Beatrice Chiu, a member of the Democratic Party, said numbered tents were available for rent – provided demonstrators registered their identity card number and kept the tents clean.
Large tents are available for people to get ready for work in the morning with holders to store their toothbrushes next door.
Drying racks made from string attached to street lamps hang clothes and towels while a temporary shower area has been dismantled to expand a 30-metre study area with wooden tables, desk lamps and stationery. A nearby board covered in pastel Post-it notes advertises free lessons ranging from Korean to engineering and ethics.
Suited office workers ferry bowls of congee and tea around tents while some protesters sit outside their tents reading newspapers and smart phones.
“I usually go home to shower after work and come back here at night,” said Karen Tsang, a teacher, as she zipped up her tent to leave for work on Thursday. Tsang says she uses the nearby toilet at a nearby building while others have been going to McDonald’s and KFC and using facilities such as the shower room at nearby squash courts.

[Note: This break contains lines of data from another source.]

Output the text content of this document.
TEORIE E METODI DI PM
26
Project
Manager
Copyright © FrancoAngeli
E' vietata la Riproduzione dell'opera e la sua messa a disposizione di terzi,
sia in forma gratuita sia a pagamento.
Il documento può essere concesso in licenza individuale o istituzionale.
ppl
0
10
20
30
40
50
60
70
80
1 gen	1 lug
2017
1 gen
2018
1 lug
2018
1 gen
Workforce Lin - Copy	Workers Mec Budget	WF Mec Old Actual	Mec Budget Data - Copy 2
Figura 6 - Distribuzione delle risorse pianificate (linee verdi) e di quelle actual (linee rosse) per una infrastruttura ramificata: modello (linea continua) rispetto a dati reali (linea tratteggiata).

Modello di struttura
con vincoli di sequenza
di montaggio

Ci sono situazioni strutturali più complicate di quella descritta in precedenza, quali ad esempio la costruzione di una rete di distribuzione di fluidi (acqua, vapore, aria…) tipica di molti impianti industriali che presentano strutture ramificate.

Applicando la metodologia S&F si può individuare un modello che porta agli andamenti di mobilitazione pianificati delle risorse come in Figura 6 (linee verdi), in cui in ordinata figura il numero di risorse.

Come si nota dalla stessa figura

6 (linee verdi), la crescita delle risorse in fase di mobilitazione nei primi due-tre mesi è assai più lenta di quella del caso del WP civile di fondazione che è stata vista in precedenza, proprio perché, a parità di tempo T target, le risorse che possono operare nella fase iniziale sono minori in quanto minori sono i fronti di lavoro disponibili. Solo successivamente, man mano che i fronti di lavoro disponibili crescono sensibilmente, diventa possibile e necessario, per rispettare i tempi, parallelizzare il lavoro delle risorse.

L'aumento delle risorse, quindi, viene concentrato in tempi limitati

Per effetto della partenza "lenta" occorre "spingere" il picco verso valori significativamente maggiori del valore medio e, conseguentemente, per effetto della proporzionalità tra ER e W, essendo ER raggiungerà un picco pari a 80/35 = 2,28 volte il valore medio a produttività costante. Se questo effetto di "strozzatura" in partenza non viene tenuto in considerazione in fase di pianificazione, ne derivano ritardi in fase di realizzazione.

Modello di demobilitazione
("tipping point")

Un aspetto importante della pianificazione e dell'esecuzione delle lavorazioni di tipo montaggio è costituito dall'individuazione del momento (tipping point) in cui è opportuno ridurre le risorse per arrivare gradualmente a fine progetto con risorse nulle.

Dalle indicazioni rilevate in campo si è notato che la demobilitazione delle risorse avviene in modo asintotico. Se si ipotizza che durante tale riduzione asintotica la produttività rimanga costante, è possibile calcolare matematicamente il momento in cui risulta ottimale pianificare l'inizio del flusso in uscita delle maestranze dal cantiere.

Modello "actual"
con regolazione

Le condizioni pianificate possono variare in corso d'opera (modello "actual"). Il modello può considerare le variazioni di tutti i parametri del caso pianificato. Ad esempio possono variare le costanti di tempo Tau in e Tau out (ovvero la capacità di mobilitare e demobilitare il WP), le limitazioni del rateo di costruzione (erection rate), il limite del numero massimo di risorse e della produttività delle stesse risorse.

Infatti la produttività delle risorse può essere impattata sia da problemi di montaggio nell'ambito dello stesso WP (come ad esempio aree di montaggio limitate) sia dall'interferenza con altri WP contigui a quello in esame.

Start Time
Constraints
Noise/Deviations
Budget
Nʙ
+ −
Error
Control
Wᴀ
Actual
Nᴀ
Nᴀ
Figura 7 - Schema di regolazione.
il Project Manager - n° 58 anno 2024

Protesters say the camp has been funded by themselves, sympathetic businesses and others willing to donate food and supplies.
“We will not accept people’s money. Everyone can bring supplies,” said Alvin. “Even (airline) staff have been bringing hand wash and toilet wipes.”
Environmental awareness also appears to be strong.
The artist Wong, dressed in brown flip-flops and fuchsia shorts, detailed how to recycle each part of a bottle by peeling off labels, separating the caps and then flattening the plastic for the recycling team to collect.
“We are all helping each other,” he said. “It is all self-motivated. For instance, when the drain starts flooding, we go to mop it up.”